The Basic Act on Disaster Management was subsequently amended to allow the designation of shelters as either Designated Emergency Assembly Points, or Designated Evacuation Shelters. The City of Nagoya designated shelters in accordance with the Act in March 2017.
- Designated Emergency Assembly Point (shitei kinkyū hinan basho / 指定緊急避難場所):
a place to initially evacuate to in order to protect yourself from the immediate danger of the disaster (site will vary by type of disaster)
- Designated Evacuation Shelter (shitei hinanjo / 指定避難所):
a place where you can seek refuge for a certain period if your residence is affected by the disaster and you are unable to return home
When you need to evacuate quickly, such as when your life may be at risk if you remain at home, evacuate to a Designated Emergency Assembly Point appropriate to the type of disaster at hand.

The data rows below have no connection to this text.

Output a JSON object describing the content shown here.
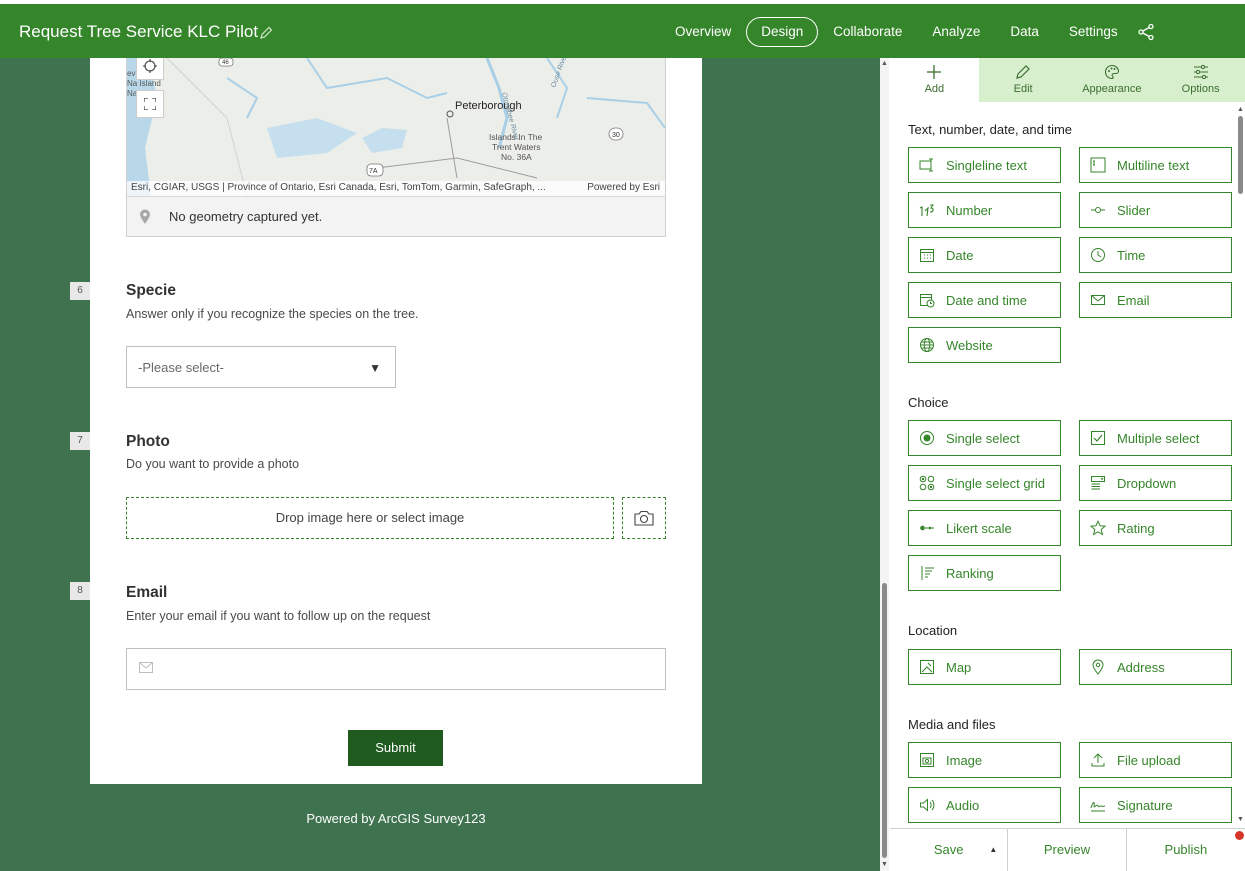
{
  "header": {
    "title": "Request Tree Service KLC Pilot",
    "nav": [
      "Overview",
      "Design",
      "Collaborate",
      "Analyze",
      "Data",
      "Settings"
    ],
    "active_nav": "Design"
  },
  "form": {
    "map": {
      "labels": [
        "Peterborough",
        "Islands In The",
        "Trent Waters",
        "No. 36A",
        "Na Island",
        "ev",
        "Na",
        "46",
        "30",
        "7A",
        "Otonabee River",
        "Ouse River"
      ],
      "attribution": "Esri, CGIAR, USGS | Province of Ontario, Esri Canada, Esri, TomTom, Garmin, SafeGraph, ...",
      "powered": "Powered by Esri",
      "status": "No geometry captured yet."
    },
    "questions": [
      {
        "number": "6",
        "title": "Specie",
        "hint": "Answer only if you recognize the species on the tree."
      },
      {
        "number": "7",
        "title": "Photo",
        "hint": "Do you want to provide a photo"
      },
      {
        "number": "8",
        "title": "Email",
        "hint": "Enter your email if you want to follow up on the request"
      }
    ],
    "specie_select": "-Please select-",
    "photo_drop": "Drop image here or select image",
    "submit": "Submit"
  },
  "footer": {
    "powered": "Powered by ArcGIS Survey123"
  },
  "panel": {
    "tabs": [
      {
        "label": "Add",
        "icon": "plus-icon"
      },
      {
        "label": "Edit",
        "icon": "pencil-icon"
      },
      {
        "label": "Appearance",
        "icon": "palette-icon"
      },
      {
        "label": "Options",
        "icon": "sliders-icon"
      }
    ],
    "active_tab": "Add",
    "sections": {
      "text": "Text, number, date, and time",
      "choice": "Choice",
      "location": "Location",
      "media": "Media and files"
    },
    "buttons": {
      "singleline": "Singleline text",
      "multiline": "Multiline text",
      "number": "Number",
      "slider": "Slider",
      "date": "Date",
      "time": "Time",
      "datetime": "Date and time",
      "email": "Email",
      "website": "Website",
      "single_select": "Single select",
      "multiple_select": "Multiple select",
      "single_select_grid": "Single select grid",
      "dropdown": "Dropdown",
      "likert": "Likert scale",
      "rating": "Rating",
      "ranking": "Ranking",
      "map": "Map",
      "address": "Address",
      "image": "Image",
      "file_upload": "File upload",
      "audio": "Audio",
      "signature": "Signature"
    },
    "footer": {
      "save": "Save",
      "preview": "Preview",
      "publish": "Publish"
    }
  },
  "colors": {
    "brand_green": "#35852a",
    "canvas_green": "#3f7350",
    "submit_green": "#1f5a1f",
    "tab_green": "#d7efcc"
  }
}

Later, when any Evacuation Information (避難情報), or weather warnings issued have been cancelled, and the threat of the disaster has subsided, move to a Designated Evacuation Shelter.
Designated Emergency Assembly Points and Designated Evacuation Shelters may be used regardless of the municipality, ward or school district in which you live. Please evacuate to the nearest appropriate facility.
Above: extract from the Nagoya Emergency Evacuation Guide
Nagoya Emergency Evacuation Guide
The Nagoya Emergency Evacuation Guide is a leaflet produced to explain how to evacuate in an emergency, the difference between Designated Emergency Assembly Points and Designated Evacuation Shelters, and more.
Use the Guide, together with the hazard maps for your ward, to imagine how you should evacuate in a disaster and to confirm the location of your nearest Designated Emergency Assembly Points and Designated Evacuation Shelter.
The map side of the Guide has a list of Designated Emergency Assembly Points for each type of disaster and Designated Evacuation Shelters, with the location of each marked on the map.
Be sure to confirm the locations of the facilities nearest to your home on the map.
The information side of the Guide contains information on the difference between Designated Emergency Assembly Points and Designated Evacuation Shelters; how to evacuate as a typhoon approaches, in heavy rain, and after an earthquake; how to get information in a disaster; and how to be prepared in day-to-day life.
Go through the guide with your family and discuss how you should evacuate in an emergency.